A number of government reports and independent estimates have found that the extra federal dollars don’t improve health outcomes, pad insurers’ bottom lines, raise costs for beneficiaries in the traditional Medicare program, and expose beneficiaries to serious financial risks.
Now, a new report from the Government Accountability Office (GAO) concludes that some MA plans used lower premiums to attract healthier enrollees, but then hit them “with high and unexpected out-of-pocket costs“:
- The average plan in the good health group charged about $100 more in cost sharing for a typical inpatient hospital stay (6 days) and about $150 more for a typical inpatient mental health stay (21 days) than the average plan in the poor health group.
- The average plan in the good health group charged about $500 more in cost sharing for a typical SNF stay (35 days) than the average plan in the poor health group.
- The average plan in the good health group charged over $300 more in cost sharing for a year of renal dialysis (156 sessions)32 than the average plan in the poor health group.

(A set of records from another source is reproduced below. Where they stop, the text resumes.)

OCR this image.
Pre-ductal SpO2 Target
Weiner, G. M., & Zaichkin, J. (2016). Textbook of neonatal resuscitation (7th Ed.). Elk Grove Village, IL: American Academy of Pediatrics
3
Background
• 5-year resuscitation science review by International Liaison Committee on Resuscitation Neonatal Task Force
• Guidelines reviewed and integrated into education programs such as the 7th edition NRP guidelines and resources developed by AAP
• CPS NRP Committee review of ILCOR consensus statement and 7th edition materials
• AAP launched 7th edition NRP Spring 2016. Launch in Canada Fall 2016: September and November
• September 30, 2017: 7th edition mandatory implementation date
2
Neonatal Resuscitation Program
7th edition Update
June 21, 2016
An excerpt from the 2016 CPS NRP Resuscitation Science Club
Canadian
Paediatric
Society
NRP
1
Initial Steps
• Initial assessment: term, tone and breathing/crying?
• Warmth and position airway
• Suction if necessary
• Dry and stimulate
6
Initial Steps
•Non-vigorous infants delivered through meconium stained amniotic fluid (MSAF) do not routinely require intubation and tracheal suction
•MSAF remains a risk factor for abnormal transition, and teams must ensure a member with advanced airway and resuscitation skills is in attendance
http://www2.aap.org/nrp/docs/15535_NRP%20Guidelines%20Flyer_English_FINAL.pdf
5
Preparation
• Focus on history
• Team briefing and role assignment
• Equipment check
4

The monthly Part C Medicare Advantage premium was $24 for the plans in the good-health group, $37 for the plans in the average-health group, and $31 for plans in the poor-health group, while out of pocket spending for kidney dialysis, for instance, ran from $1,802 for those enrolled poor-health plans and $2,118 for enrollees in the good-health plan.
The report notes that the administration “had already begun to overhaul the Medicare Advantage program even before health reform became law… by holding Medicare Advantage plans accountable for meeting minimum cost-sharing requirements” and Democrats are pointing out that the new law would limit “the ability of plans to charge higher cost-sharing for services most likely to be used by sick enrollees — such as nursing home care, dialysis and chemotherapy.”
Democrats are using the report to rally support for reform among seniors, who have generally remained weary of the new law, but it’s unclear that yet another report about insurer abuses will change many hearts and minds. That will depend on how Medicare Advantage carriers will react to the cuts in the law and whether regulators can actually keep insurers from gaming the system.